On considère généralement qu’une cohabitation prolongée entre un virus et son hôte conduit à une diminution progressive de la virulence du pathogène. Ainsi, le VIH, s’efforcerait constamment de s’équilibrer autour d’une pathogénicité qui ne soit ni trop faible ni trop forte.
Rebecca Payne, de l’unité d’Oxford, et ses collègues se sont intéressés à l’impact de l’adaptation du virus aux marqueurs du système HLA humain sur sa virulence, dans un article publié dans les « PNAS ».
Sélection naturelle
Le virus s’adapte au système HLA grâce à la sélection de mutants capables d’être reconnus comme étant des cellules du soi. Bien que ces mutants échappent plus facilement au système immunitaire, leur capacité de réplication pourrait se retrouver altérée par rapport aux virus d’origine.
Pour vérifier si cette hypothèse fonctionne à l’échelle d’une population, les auteurs ont analysé des cohortes constituées au Botswana et en Afrique du Sud. Ces deux pays ont été choisis car l’épidémie est plus ancienne avec une prévalence plus importante au Botswana qu’en Afrique du Sud. Les hôtes et les virus sont donc restés en contact plus longtemps au Botswana qu’en Afrique du Sud.
Le VIH du Botswana plus adapté aux marqueurs HLA humains
Une première analyse comparative de 328 malades de Durban (Afrique du Sud) et de 514 malades de Gaborone (Botswana), naïfs de tout traitement par antirétroviraux, a montré que la charge virale moyenne était plus faible chez les Botswanais.
Les virus circulant au Botswana sont beaucoup plus adaptés aux marqueurs HLA que ceux circulant en Afrique du Sud. Le complexe majeur d’histocompatibilité n’y protégeait pas les malades, même ses molécules HLA les plus efficaces : HLA-B*57 et HLA-B*58. La capacité de réplication du virus y était, de plus, significativement plus basse. Le virus était donc à la fois plus adapté au système HLA et moins virulent.
Selon le Pr Olivier Schwartz, chef de l’unité Virus et immunité de l’institut Pasteur de Paris, il y a deux explications possibles au lien entre l’adaptation au système HLA et la diminution de la virulence : « En s’adaptant au système HLA, le virus provoque moins de réactions immunitaires, et a donc moins de lymphocytes T à infecter.
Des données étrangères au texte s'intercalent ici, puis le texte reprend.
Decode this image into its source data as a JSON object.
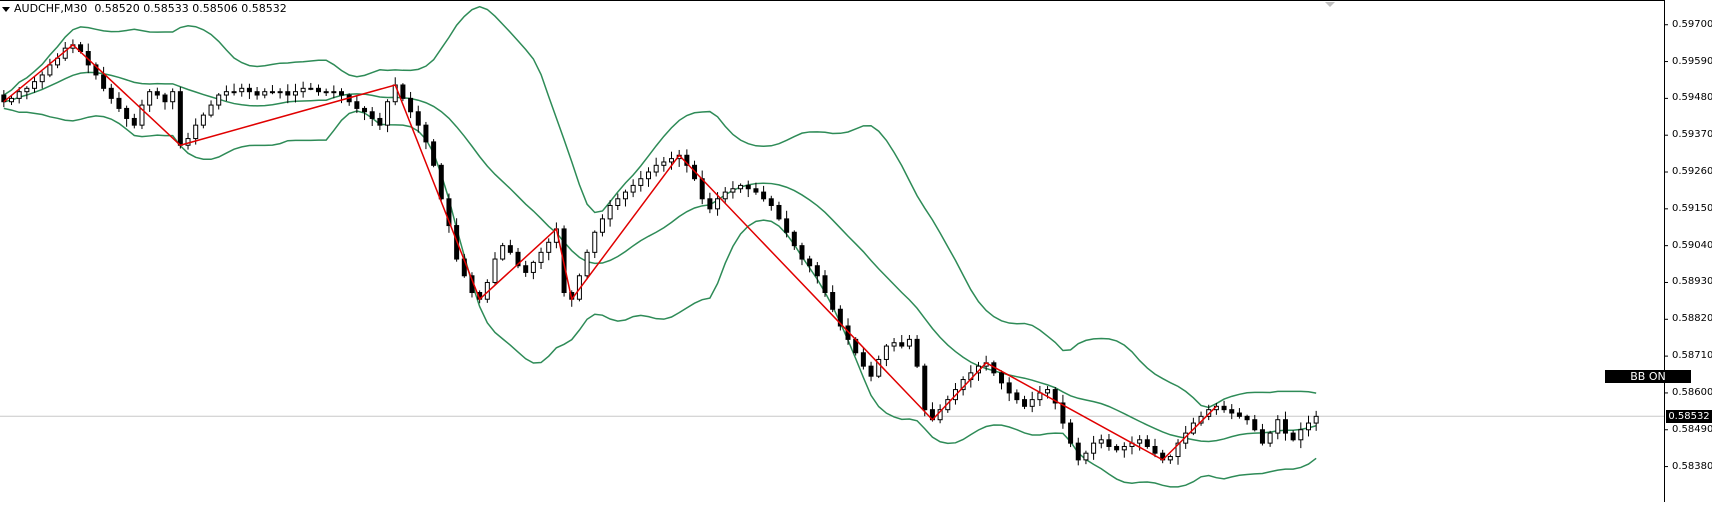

La seconde possibilité est que les mutations nécessaires au virus pour s’adapter au HLA aient eu un coût en terme de virulence. La réaction aux pressions évolutives se traduit souvent par une perte de "fitness", c’est-à-dire de sa capacité à se reproduire », poursuit Olivier Schwartz. Une explication complétée par le Pr Laurent Abi-Rached,de l’équipe Évolution du système immunitaire et des interactions hôtes pathogènes (université Aix-Marseille), « l’adaptation passe par des mutations, dont certaines affectent la virulence. De plus, l’adaptation au système HLA implique une grande variabilité de virus au sein d’un même hôte, ce qui est incompatible avec une virulence importante ».
Les antirétroviraux accéléreraient le mouvement
D’autres facteurs expliqueraient cette baisse de la virulence du VIH. Le compte de CD4 à partir duquel le traitement antirétroviral est initié fait que l’on favorise la circulation de souches plus ou moins pathogènes : plus le seuil est haut, plus la fraction de population traitée est élevée, et plus les souches les moins virulentes sont favorisées.
« Le VIH est un cas très particulier. Les traitements ne le font pas disparaître et ne sont pas systématiques. Il s’agit peut-être du seul virus dont l’adaptation à l’hôte est favorisée par le traitement », poursuit Laurent Abi-Rached. Le déclin de la virulence du virus devrait se poursuivre, selon les auteurs de l’étude, en dépit de quelques ratés. « Quand on regarde l’évolution du virus en Amérique du Nord, où les populations et les allèles HLA sont plus variés, on voit que l’adaptation du virus est ralentie. On évolue tout de même très lentement vers une situation analogue à celle des chimpanzés qui vivent avec le VIH sans que cela ne provoque d’immunodéficience, » conclut Laurent Abi-Rached.
Selon le Pr Laurent Abi-Rached de l’équipe Évolution du système immunitaire et des interactions hôtes pathogènes (université Aix-Marseille), « le plus intéressant est la vitesse à laquelle ce processus d’adaptation se déroule. À peine 30 ans ont suffi pour voir apparaître les premiers signes d’adaptation entre l’hôte et le virus ».